CDL REITS, DBS remains a BUY with target price $2.20

– Revenue was in line, net investment income was slightly above our expectations due to higher occupancy levels. The 1Q07 gross revenue registered at S$18m and net property income hit S$16.7m, both 30% and 32% above the proforma numbers. The portfolio enjoyed higher occupancies (from 82% to 84%) and higher weighted average room rate (S$182 vs S$162) than the proforma numbers with RevPAR increasing from S$132 to S$153, an increase of 16%. The New Zealand property enjoyed occupancy of 78% at an average daily rate of NZ$142 and RevPAR of NZ$111. The DPU for the quarter hit 1.75cents, or an annualised rate of 7.1cents, 27.7% above the proforma forecast.

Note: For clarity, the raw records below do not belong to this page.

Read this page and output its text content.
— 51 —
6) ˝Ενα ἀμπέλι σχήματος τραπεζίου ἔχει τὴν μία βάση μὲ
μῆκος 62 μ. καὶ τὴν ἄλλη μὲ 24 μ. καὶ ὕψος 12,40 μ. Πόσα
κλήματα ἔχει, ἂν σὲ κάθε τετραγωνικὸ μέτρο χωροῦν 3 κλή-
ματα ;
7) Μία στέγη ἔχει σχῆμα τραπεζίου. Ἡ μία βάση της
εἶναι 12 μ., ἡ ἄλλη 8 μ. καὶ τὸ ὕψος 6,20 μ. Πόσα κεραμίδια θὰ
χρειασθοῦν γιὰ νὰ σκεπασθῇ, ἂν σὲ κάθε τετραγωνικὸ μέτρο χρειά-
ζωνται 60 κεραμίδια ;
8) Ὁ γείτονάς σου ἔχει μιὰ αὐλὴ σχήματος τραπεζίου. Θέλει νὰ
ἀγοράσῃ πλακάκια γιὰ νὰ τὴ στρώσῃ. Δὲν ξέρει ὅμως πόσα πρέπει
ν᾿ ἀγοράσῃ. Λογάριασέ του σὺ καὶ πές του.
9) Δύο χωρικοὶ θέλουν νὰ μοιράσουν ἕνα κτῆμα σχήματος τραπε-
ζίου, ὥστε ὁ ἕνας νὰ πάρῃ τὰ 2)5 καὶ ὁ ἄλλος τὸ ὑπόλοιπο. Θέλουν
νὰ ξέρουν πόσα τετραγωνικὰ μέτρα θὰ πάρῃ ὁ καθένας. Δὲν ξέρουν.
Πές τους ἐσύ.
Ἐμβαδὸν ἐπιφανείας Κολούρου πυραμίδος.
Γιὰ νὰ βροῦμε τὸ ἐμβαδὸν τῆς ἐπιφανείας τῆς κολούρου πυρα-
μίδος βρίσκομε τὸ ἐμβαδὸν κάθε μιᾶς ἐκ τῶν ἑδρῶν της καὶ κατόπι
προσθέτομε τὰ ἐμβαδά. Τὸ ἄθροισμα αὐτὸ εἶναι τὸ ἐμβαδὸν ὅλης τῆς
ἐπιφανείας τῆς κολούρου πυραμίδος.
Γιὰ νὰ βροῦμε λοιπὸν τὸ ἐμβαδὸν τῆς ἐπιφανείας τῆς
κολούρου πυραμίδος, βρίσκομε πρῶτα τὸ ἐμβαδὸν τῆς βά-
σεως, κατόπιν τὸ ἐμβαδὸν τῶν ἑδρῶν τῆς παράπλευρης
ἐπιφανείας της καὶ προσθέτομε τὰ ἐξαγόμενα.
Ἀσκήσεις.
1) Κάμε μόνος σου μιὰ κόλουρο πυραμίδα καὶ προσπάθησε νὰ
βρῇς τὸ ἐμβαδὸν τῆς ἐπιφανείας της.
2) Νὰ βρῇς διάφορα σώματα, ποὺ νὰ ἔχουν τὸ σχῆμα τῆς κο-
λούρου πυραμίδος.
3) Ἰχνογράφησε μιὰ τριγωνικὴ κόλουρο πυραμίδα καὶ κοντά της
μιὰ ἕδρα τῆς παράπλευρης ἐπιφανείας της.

– The outlook for the hotel market continues to be strong with tight supply situation in Singapore and high demand from both business and leisure travellers. Singapore Tourism Board (STB) expects number of visitor arrivals growing at a CAGR of 6.4% from 2006 to 2015. On the supply front, the addition of 2,849 rooms by the end of 2008 may be inadequate in the face of robust demand. In New Zealand, the Ministry of Tourism said growth would be at 4.9% y-o-y and rising to 59.8 mn in 2012, underpinned by increased exposure of New Zealand as a tourist destination. We expect growth of 15% in room rates in Singapore for 2007. Further growth is also expected through CDL REIT’s expansion plans locally as well as overseas, especially in high-growth countries like China, India, Vietnam and the United Arab Emirates. The group plans to increase contribution of overseas contribution from 10% currently to 40%.

– With the potential asset injection from parent M&C or via third-party acquisitions, as well as the continued increase in business travel volume to Singapore and around the region, we remain positive on CDREIT. Maintain BUY with no change in assumption and TP of S$2.20 backed by DCF calculation.